The most important bank in Silicon Valley failed on Friday, prompting a Sunday night bailout for some of the wealthiest people in the world as the Federal Reserve opened a new emergency lending program hoping to prevent the crisis in California from triggering a nationwide banking collapse. As with any financial crash, it’s impossible to predict where exactly the money will flow next, but it’s clear that the tech sector that reshaped American business and culture in the 21st century is coming apart.

The nexus of this breakdown is Silicon Valley Bank, a firm with $209 billion in assets as of December 31, 2022. SVB works hand-in-glove with venture capital firms, tech start-ups, and a lot of very rich people in California, claiming nearly half of all VC-backed tech companies and over 2,500 VCs as its clients. Its demise is the immediate product of horrendous risk management by the bank’s officers—but there are also important public policy failures here, particularly the Fed’s high-interest rate policy and a reckless, bipartisan bank deregulation law signed by President Donald Trump in 2018.
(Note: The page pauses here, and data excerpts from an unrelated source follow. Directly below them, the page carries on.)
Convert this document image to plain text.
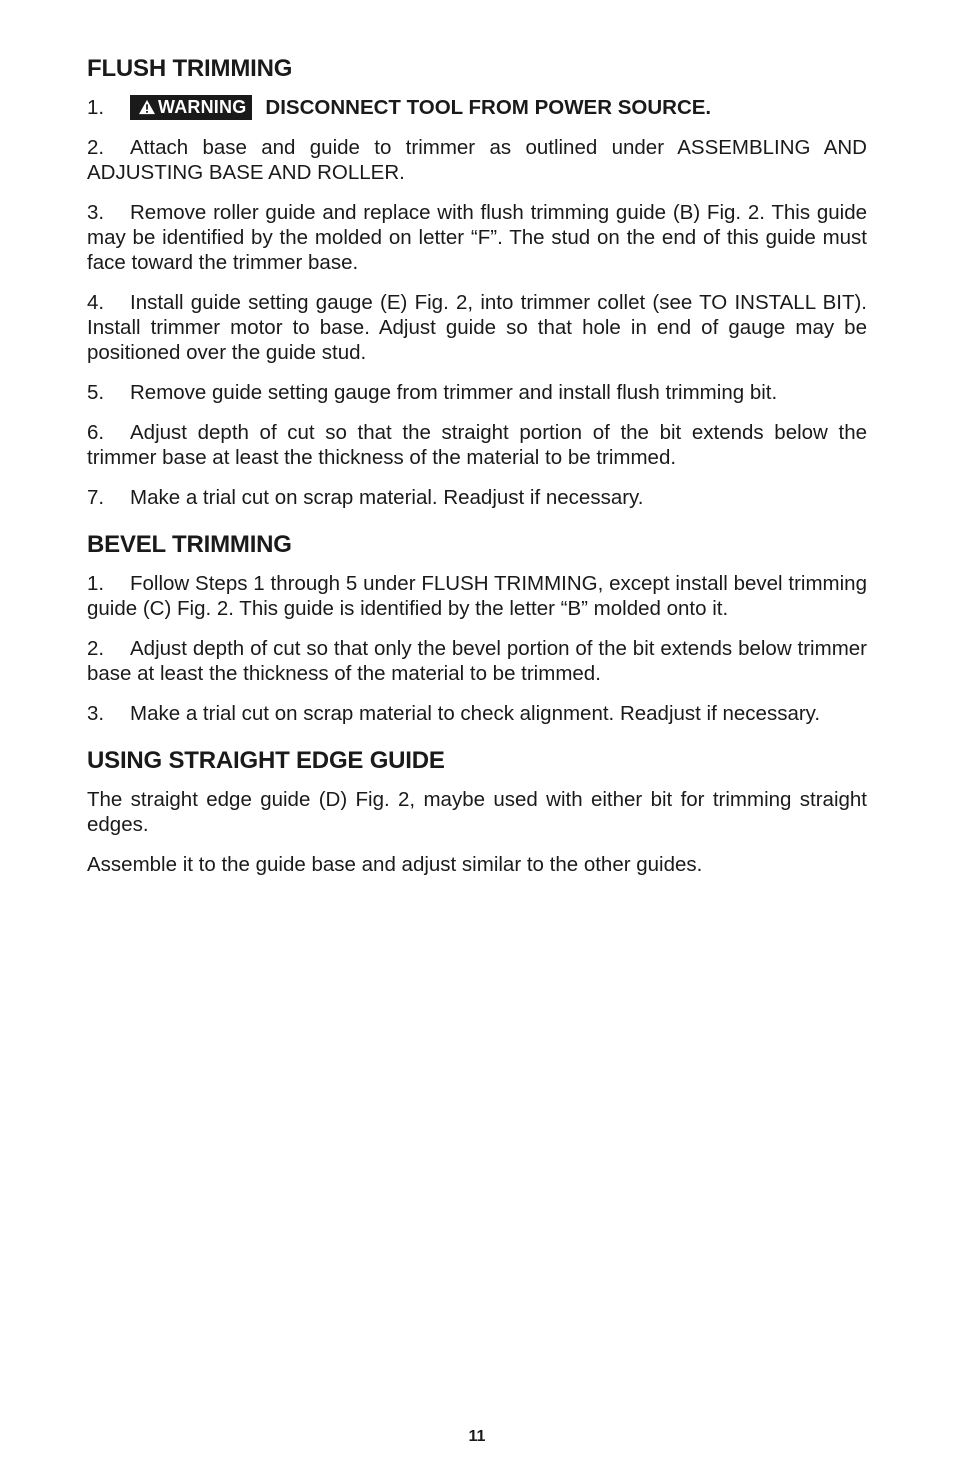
FLUSH TRIMMING
1.	WARNING DISCONNECT TOOL FROM POWER SOURCE.

2. Attach base and guide to trimmer as outlined under ASSEMBLING AND ADJUSTING BASE AND ROLLER.

3. Remove roller guide and replace with flush trimming guide (B) Fig. 2. This guide may be identified by the molded on letter “F”. The stud on the end of this guide must face toward the trimmer base.

4. Install guide setting gauge (E) Fig. 2, into trimmer collet (see TO INSTALL BIT). Install trimmer motor to base. Adjust guide so that hole in end of gauge may be positioned over the guide stud.

5. Remove guide setting gauge from trimmer and install flush trimming bit.

6. Adjust depth of cut so that the straight portion of the bit extends below the trimmer base at least the thickness of the material to be trimmed.

7. Make a trial cut on scrap material. Readjust if necessary.

BEVEL TRIMMING

1. Follow Steps 1 through 5 under FLUSH TRIMMING, except install bevel trimming guide (C) Fig. 2. This guide is identified by the letter “B” molded onto it.

2. Adjust depth of cut so that only the bevel portion of the bit extends below trimmer base at least the thickness of the material to be trimmed.

3. Make a trial cut on scrap material to check alignment. Readjust if necessary.

USING STRAIGHT EDGE GUIDE

The straight edge guide (D) Fig. 2, maybe used with either bit for trimming straight edges.

Assemble it to the guide base and adjust similar to the other guides.

11
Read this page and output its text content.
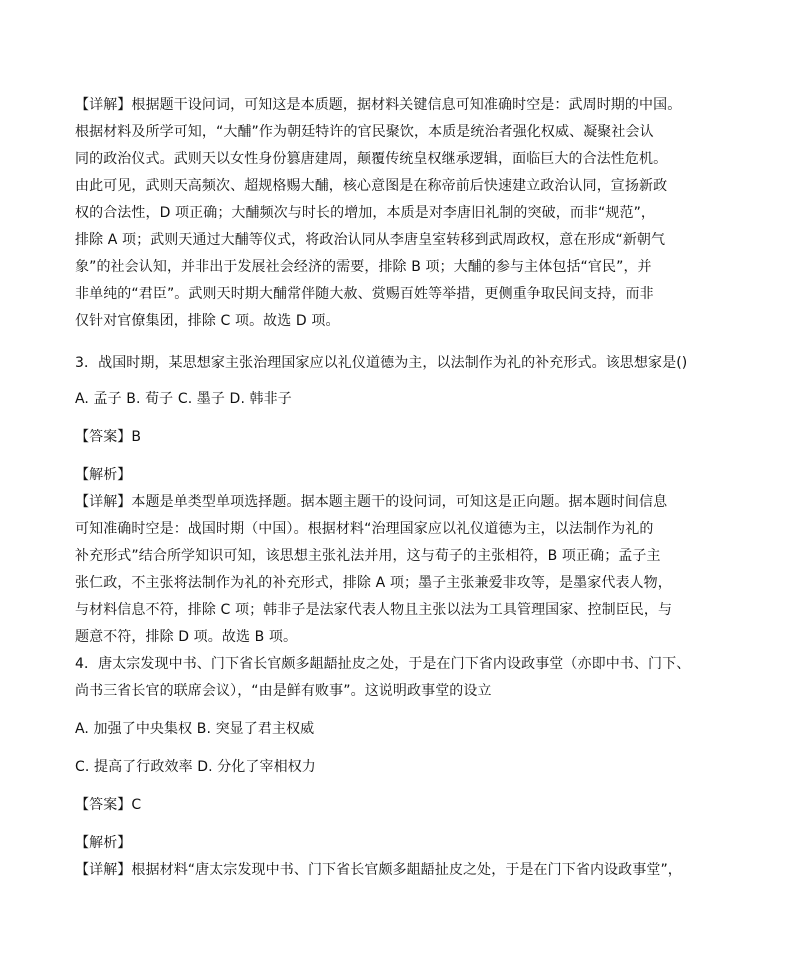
【详解】根据题干设问词，可知这是本质题，据材料关键信息可知准确时空是：武周时期的中国。
根据材料及所学可知，“大酺”作为朝廷特许的官民聚饮，本质是统治者强化权威、凝聚社会认
同的政治仪式。武则天以女性身份篡唐建周，颠覆传统皇权继承逻辑，面临巨大的合法性危机。
由此可见，武则天高频次、超规格赐大酺，核心意图是在称帝前后快速建立政治认同，宣扬新政
权的合法性，D 项正确；大酺频次与时长的增加，本质是对李唐旧礼制的突破，而非“规范”，
排除 A 项；武则天通过大酺等仪式，将政治认同从李唐皇室转移到武周政权，意在形成“新朝气
象”的社会认知，并非出于发展社会经济的需要，排除 B 项；大酺的参与主体包括“官民”，并
非单纯的“君臣”。武则天时期大酺常伴随大赦、赏赐百姓等举措，更侧重争取民间支持，而非
仅针对官僚集团，排除 C 项。故选 D 项。
3．战国时期，某思想家主张治理国家应以礼仪道德为主，以法制作为礼的补充形式。该思想家是()
A. 孟子 B. 荀子 C. 墨子 D. 韩非子
【答案】B
【解析】
【详解】本题是单类型单项选择题。据本题主题干的设问词，可知这是正向题。据本题时间信息
可知准确时空是：战国时期（中国）。根据材料“治理国家应以礼仪道德为主，以法制作为礼的
补充形式”结合所学知识可知，该思想主张礼法并用，这与荀子的主张相符，B 项正确；孟子主
张仁政，不主张将法制作为礼的补充形式，排除 A 项；墨子主张兼爱非攻等，是墨家代表人物，
与材料信息不符，排除 C 项；韩非子是法家代表人物且主张以法为工具管理国家、控制臣民，与
题意不符，排除 D 项。故选 B 项。
4．唐太宗发现中书、门下省长官颇多龃龉扯皮之处，于是在门下省内设政事堂（亦即中书、门下、
尚书三省长官的联席会议），“由是鲜有败事”。这说明政事堂的设立
A. 加强了中央集权 B. 突显了君主权威
C. 提高了行政效率 D. 分化了宰相权力
【答案】C
【解析】
【详解】根据材料“唐太宗发现中书、门下省长官颇多龃龉扯皮之处，于是在门下省内设政事堂”，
It’s hard to imagine a deeper embarrassment for Silicon Valley. Tough-talking tech dudes who spent years celebrating the genius of free markets totally lost their minds in a bank panic, failed to coordinate a private rescue of their own sector, and then went whining to the federal government for a bailout. What’s worse, many of these guys—including SVB Bank CEO Greg Becker—lobbied Congress to eliminate tougher capital and liquidity regulations for banks like SVB, and got what they wanted. Becker’s testimony to the Senate Banking Committee (see p. 114) feels destined for the corporate hubris canon. Hailing “SVB’s deep understanding of the markets it serves, our strong risk management practices, and the fundamental strength of the innovation economy,” Becker declared that, “SVB, like our mid-sized bank peers, does not present systemic risk.”